Thirty is a long time for any relationship. For close to three decades I have been writing a very unusual column for the Opinion page of the Inquirer. With almost everyone on our page focused on the present, my sights are trained on the past. While everyone else on the page cover current political and social issues, I try to comment on these by using the past.

I first wrote for Letty Jimenez-Magsanoc when she was editor of the Sunday Inquirer Magazine. I remember submitting my first article, in hard copy, when the Inquirer office was located on what was once the famous Madrid restaurant on Edsa.

Walking into the building was a step into the past. In its heyday, Madrid restaurant was the setting of many upscale social events, with its dark interiors, gold-painted (not gilded) fully carved furniture and faux Spanish décor once serving as a marker of good taste and social standing.

Letty went over my copy and discussed her changes: moving the concluding sentence to the beginning, tightening sentence structure, asking about a number of adjectives she had encircled in red: “what exactly do you mean?” We agreed on more precise terms, and the article and photos were sent to press.

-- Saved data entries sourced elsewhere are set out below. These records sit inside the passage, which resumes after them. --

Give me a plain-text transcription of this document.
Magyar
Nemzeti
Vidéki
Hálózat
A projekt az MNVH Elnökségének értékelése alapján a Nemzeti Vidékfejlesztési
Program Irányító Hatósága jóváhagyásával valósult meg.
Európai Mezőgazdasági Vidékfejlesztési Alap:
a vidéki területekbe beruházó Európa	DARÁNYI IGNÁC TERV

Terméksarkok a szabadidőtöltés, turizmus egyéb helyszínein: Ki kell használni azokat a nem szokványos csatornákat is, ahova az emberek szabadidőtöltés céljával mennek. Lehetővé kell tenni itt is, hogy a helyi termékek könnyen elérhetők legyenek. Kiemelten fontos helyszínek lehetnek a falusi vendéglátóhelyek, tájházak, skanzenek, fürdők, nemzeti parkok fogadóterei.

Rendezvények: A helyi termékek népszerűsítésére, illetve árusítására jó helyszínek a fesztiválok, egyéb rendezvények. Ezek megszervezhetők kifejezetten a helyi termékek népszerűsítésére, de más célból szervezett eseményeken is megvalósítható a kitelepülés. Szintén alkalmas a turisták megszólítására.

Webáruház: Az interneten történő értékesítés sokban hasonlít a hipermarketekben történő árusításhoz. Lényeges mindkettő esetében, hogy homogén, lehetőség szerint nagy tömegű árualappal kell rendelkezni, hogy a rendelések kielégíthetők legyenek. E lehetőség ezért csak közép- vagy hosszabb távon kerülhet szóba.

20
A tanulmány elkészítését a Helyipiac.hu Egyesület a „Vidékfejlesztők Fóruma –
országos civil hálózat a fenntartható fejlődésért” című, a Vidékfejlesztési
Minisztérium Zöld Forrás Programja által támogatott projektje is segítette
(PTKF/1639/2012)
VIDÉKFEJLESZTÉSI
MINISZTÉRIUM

Millennial journalists who submit their copy via email and see the edited text when it gets published online and in print will never experience the hands-on training we received at the cusp of the analog and digital age.

After the Madrid building on Edsa, I submitted articles to Letty in the Inquirer office on the second floor of the old Banco Filipino Building in Intramuros, then later in another old building on Romualdez Street in Paco, and finally, the modern, purpose-built building on Yague Street, Makati, that we know today. Having known the Inquirer through four different locations dates me. But it also makes it part of my personal history.

Letty followed my writing when I was at the Daily Globe and once called to offer unsolicited advice: Speak to the editors and ask to be moved to the Opinion page. I was then very happy in the Lifestyle-Entertainment section under Emmie Velarde and since it was in the back page, one need not open the newspaper to read my column, “Looking Back,” whose title by the way was thought up by veteran editor E. Aguilar Cruz.

I told Letty that I had more space in the Lifestyle section and the opportunity to use an archival photo or image to complement the text. Letty explained that Philippine history was important enough to migrate from Lifestyle to the Opinion page, adding: “How will people take you seriously if your column appears on the same page with a photo of Dolphy?”

I do not recall now how “Looking Back” moved from Lifestyle to the Opinion page of the Globe, nor how it moved from the Daily Globe to the Inquirer. All I remember was going to the Inquirer office on Romualdez Street and being introduced to then founding publisher Eugenia Apostol who I only knew from a terrifying sign in the Editorial office that screamed “Deadlines wait for no one. —EDA.”

So what has it been like writing vignettes of Philippine history for the Inquirer all these years? Letty once asked, “Why do you have such a negative view of the past?” I replied: “That is what the primary sources tell me.”

But then over three decades, I’ve realized that history is a conscious act of remembering, and that my column reminds people that we shouldn’t be imprisoned in the past. That while we seem to be repeating history all the time, there is light at the end of the long tunnel.